Trügerische Sicherheit

Archivartikel

Gerichtsurteile nehmen keine Rücksicht auf Emotionen. Sie stoßen Diskussionen an und beschleunigen Umdenkprozesse. Wenn die Frankenthaler Richter über das Schicksal des Arbeiters entscheiden, der mit seinem Schnitt in ein falsches Rohr die BASF-Explosionskatastrophe ausgelöst hat, müssen sie klar formulieren, ob das größte Chemieunternehmen der Welt genug getan hat, um ein solches Unglück zu verhindern. Die Kammer ist den Angehörigen der fünf Todesopfer und den Verletzten die Gewissheit schuldig, dass in Zukunft Arbeitsbedingungen geschaffen werden, die über das hinausgehen, was der Stand der Technik unbedingt erfordert.

In 27 Prozesstagen gab es vielfach Kritik von Gutachtern und Juristen. So liegen die mit brennbarem, explosivem oder giftigem Inhalt gefüllten Pipelines im Rohrgraben dicht an dicht und tragen dabei alle Einheitsgrau. Bei Branchen-Kollegen sind sie durchgängig bunt, um Verwechslungen zu verhindern. Ein farbiger Anstrich kostet wenig und ist eine simple Methode für mehr Sicherheit. Fatalerweise hat keiner der BASF-Planer damit gerechnet, dass jemand in die falsche Leitung flext. Obwohl ein Fehlschnitt in das Ammoniak-Rohr 2011 dieses Szenario denkbar gemacht hat. Gleichfalls unbegreiflich ist, dass die Ethylen-Fernleitung vor dem Unglück über keinen Brandschutz verfügte, obwohl der Stoff unter Hitze zerfällt und explodiert.
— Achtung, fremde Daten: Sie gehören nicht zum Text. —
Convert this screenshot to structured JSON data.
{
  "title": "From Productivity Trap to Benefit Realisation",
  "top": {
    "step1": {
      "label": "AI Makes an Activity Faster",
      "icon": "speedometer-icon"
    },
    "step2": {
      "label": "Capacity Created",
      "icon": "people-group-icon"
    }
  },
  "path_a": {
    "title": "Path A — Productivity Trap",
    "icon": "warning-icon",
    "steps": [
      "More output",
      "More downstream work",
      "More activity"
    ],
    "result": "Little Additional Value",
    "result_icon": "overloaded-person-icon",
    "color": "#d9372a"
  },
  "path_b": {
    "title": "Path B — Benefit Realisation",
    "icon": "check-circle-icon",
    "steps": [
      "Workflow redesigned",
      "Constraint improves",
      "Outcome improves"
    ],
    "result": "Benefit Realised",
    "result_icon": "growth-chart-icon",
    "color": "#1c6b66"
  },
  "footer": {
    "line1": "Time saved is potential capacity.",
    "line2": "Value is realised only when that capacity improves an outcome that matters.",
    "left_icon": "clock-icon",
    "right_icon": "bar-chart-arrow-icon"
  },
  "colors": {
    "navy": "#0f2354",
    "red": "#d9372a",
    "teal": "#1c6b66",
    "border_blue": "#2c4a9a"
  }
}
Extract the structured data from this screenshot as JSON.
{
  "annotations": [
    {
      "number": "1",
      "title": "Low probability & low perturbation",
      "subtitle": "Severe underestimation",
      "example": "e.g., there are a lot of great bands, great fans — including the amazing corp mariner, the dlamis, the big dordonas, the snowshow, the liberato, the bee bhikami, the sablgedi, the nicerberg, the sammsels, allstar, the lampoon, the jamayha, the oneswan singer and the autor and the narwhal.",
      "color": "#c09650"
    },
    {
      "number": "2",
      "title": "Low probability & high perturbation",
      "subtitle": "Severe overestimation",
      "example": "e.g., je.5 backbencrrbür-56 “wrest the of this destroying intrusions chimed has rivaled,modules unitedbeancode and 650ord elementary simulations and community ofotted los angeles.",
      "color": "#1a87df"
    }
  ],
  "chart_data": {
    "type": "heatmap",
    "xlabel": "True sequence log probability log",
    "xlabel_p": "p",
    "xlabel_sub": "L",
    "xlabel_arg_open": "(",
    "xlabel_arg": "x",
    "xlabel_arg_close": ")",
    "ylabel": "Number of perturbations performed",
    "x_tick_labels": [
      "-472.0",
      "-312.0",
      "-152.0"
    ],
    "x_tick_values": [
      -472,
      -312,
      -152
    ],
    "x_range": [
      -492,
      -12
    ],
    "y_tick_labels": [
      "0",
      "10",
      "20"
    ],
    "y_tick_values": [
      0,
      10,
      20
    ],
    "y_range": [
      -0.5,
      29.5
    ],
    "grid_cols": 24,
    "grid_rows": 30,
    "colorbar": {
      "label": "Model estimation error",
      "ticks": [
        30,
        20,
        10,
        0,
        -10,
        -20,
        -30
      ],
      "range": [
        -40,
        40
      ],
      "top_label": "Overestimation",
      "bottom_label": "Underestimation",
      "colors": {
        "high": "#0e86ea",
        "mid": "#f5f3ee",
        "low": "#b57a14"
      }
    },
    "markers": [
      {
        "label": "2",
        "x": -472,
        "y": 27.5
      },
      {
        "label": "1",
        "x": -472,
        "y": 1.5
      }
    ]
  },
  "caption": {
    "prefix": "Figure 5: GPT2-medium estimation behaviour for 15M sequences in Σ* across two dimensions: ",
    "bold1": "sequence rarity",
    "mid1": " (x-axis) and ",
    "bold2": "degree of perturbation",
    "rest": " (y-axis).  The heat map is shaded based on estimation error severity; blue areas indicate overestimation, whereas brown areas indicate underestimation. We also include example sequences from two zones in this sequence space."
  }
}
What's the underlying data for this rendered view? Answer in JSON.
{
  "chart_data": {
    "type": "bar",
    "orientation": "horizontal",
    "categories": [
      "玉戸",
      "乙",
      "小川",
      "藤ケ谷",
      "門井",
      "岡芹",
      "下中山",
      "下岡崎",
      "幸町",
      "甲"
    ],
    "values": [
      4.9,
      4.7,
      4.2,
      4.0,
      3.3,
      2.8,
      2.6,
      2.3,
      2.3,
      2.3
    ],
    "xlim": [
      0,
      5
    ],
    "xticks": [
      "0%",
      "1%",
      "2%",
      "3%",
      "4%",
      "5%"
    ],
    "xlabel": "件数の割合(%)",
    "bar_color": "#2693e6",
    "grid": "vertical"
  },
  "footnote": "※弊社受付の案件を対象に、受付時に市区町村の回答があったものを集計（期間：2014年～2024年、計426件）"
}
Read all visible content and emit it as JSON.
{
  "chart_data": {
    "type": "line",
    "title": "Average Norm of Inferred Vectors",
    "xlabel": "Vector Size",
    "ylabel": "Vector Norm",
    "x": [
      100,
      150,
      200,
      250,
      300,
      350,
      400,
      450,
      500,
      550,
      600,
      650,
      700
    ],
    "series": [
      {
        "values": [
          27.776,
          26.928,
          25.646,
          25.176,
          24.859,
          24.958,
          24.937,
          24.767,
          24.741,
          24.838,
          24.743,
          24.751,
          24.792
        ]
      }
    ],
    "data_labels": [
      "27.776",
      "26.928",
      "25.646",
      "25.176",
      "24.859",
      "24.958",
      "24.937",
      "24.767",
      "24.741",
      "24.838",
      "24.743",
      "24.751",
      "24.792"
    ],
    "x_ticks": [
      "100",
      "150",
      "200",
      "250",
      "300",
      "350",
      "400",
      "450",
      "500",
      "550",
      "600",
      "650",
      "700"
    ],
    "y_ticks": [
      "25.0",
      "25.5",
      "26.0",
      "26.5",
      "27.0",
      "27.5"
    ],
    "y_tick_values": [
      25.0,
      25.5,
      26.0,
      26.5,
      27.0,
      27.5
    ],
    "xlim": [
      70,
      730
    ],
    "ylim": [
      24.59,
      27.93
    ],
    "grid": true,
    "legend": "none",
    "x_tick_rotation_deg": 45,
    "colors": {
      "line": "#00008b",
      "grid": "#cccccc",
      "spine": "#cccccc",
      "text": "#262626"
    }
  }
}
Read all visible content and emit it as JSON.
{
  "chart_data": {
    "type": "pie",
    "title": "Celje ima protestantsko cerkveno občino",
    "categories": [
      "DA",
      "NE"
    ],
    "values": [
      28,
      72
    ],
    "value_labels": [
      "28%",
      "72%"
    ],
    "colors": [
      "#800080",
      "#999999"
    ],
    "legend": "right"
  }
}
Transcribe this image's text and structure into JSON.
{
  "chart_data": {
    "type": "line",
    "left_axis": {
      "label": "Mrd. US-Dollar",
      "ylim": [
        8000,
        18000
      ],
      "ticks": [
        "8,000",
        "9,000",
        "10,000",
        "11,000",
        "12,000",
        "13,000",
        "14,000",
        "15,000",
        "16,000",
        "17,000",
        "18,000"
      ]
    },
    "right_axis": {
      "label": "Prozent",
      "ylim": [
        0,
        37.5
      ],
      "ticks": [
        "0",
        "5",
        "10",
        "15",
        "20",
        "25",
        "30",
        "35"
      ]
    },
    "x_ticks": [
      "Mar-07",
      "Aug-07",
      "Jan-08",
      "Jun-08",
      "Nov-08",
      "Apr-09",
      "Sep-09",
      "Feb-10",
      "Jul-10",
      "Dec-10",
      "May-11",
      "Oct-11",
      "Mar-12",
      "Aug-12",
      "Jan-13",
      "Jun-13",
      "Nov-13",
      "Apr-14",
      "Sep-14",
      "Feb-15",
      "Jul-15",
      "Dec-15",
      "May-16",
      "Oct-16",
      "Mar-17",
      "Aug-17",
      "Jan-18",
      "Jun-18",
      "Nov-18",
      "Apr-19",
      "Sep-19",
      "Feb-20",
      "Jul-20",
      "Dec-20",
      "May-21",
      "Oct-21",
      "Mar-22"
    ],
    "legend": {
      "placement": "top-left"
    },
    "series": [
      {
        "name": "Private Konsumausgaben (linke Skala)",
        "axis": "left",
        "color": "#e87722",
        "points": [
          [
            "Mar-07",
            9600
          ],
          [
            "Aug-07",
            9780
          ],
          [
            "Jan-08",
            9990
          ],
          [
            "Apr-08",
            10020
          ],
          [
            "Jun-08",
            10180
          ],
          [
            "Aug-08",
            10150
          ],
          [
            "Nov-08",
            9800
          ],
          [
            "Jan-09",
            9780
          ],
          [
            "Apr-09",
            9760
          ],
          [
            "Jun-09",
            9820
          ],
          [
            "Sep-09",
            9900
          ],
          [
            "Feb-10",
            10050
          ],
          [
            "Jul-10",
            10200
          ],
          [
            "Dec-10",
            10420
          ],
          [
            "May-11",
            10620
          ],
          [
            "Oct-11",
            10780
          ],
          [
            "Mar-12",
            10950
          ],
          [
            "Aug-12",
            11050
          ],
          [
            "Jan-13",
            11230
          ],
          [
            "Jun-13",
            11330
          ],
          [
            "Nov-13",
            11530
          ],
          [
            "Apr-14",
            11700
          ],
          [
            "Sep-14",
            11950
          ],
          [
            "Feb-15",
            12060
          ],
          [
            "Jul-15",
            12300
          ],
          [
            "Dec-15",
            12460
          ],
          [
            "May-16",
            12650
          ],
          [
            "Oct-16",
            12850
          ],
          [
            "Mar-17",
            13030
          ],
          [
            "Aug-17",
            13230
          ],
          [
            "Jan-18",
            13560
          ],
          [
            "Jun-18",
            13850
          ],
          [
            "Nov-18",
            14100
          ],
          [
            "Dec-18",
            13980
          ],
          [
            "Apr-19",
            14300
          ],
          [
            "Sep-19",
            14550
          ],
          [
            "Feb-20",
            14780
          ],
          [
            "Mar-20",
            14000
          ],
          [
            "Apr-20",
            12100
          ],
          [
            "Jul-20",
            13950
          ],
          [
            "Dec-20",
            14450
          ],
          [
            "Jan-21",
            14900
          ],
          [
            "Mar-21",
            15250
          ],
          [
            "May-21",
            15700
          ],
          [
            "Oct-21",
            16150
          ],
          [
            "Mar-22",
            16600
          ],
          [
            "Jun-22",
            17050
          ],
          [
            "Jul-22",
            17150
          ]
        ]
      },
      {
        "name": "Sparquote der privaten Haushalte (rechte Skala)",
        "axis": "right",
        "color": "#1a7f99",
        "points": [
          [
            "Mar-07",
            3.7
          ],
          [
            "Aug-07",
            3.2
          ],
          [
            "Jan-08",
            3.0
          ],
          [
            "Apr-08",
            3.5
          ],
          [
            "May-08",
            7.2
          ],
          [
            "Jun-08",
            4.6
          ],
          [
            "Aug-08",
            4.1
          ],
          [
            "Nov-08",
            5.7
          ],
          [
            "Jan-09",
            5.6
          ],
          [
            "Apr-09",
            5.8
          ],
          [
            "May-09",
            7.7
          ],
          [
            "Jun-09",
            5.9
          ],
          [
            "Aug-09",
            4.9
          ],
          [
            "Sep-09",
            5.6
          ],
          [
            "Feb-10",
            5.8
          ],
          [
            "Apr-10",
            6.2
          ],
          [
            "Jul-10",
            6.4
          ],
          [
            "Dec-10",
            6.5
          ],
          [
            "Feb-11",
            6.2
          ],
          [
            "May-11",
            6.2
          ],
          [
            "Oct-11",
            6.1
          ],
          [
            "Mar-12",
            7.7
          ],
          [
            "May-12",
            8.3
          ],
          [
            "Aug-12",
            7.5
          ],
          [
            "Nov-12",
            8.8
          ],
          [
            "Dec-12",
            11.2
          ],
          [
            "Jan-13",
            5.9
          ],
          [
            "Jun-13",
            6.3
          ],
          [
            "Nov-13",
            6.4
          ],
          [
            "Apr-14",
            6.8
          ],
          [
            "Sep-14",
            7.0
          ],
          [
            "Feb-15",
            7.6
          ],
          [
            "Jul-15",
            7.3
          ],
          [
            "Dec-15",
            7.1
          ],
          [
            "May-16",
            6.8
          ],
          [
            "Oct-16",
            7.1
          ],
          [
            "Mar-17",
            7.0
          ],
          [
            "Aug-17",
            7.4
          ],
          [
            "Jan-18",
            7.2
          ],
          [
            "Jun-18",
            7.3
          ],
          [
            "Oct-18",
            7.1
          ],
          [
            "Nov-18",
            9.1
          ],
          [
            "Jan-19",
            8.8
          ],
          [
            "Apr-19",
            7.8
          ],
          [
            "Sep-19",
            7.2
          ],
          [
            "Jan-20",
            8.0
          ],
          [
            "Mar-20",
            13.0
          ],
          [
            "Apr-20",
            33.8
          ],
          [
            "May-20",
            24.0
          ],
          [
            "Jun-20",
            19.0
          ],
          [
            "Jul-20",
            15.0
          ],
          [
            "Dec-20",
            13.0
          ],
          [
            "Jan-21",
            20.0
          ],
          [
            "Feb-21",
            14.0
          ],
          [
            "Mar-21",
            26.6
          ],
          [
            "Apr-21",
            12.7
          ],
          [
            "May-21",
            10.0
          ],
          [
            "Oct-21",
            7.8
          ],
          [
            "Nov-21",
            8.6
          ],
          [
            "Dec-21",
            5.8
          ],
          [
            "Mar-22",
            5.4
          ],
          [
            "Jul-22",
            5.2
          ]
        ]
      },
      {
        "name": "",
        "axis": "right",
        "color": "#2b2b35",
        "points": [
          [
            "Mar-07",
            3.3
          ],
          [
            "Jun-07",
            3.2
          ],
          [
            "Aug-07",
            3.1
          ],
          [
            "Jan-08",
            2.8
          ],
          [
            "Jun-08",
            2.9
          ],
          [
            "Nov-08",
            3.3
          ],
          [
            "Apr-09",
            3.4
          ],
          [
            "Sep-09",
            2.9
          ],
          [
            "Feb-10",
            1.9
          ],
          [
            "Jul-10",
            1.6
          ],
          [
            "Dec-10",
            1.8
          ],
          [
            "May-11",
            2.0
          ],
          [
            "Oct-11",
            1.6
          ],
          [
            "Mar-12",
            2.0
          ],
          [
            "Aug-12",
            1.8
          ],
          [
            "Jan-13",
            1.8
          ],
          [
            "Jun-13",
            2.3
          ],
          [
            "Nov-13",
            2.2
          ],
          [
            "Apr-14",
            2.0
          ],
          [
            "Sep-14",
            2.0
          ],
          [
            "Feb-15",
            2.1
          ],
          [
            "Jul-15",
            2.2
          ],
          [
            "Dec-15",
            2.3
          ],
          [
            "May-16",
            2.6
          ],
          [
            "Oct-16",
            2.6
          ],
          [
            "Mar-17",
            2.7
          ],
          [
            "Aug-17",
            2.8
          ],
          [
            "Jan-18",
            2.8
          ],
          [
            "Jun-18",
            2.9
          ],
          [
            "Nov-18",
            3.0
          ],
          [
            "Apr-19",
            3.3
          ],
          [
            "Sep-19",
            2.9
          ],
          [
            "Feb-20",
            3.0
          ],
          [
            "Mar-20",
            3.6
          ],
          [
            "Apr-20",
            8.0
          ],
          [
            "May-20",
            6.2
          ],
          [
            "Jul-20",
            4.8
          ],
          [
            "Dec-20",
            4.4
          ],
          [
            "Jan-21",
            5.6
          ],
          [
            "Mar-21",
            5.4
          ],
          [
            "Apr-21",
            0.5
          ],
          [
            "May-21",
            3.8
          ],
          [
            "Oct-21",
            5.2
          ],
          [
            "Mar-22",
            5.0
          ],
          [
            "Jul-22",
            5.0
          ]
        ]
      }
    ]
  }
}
Tragisch mutet an, dass der Großkonzern das Inferno im Nordhafen ein Jahr vor dem Unglück durchgespielt hat. Bei der Großübung mussten die Rettungskräfte Flammen unter der Ethylenleitung in den Griff bekommen. Auffällig war bei diesem Versuch, die schlechte Sicht auf den Rohrgraben. Von Konsequenzen aus dieser Manöverkritik hat niemand berichtet.

Was die vernichtende Dynamik der Katastrophe tatsächlich verhindert hätte, wird kein Gericht der Welt beantworten können. Doch eines hat der Prozess in Frankenthal gezeigt: Sicherheit nach Vorschrift ist in einer Chemiefabrik zu wenig.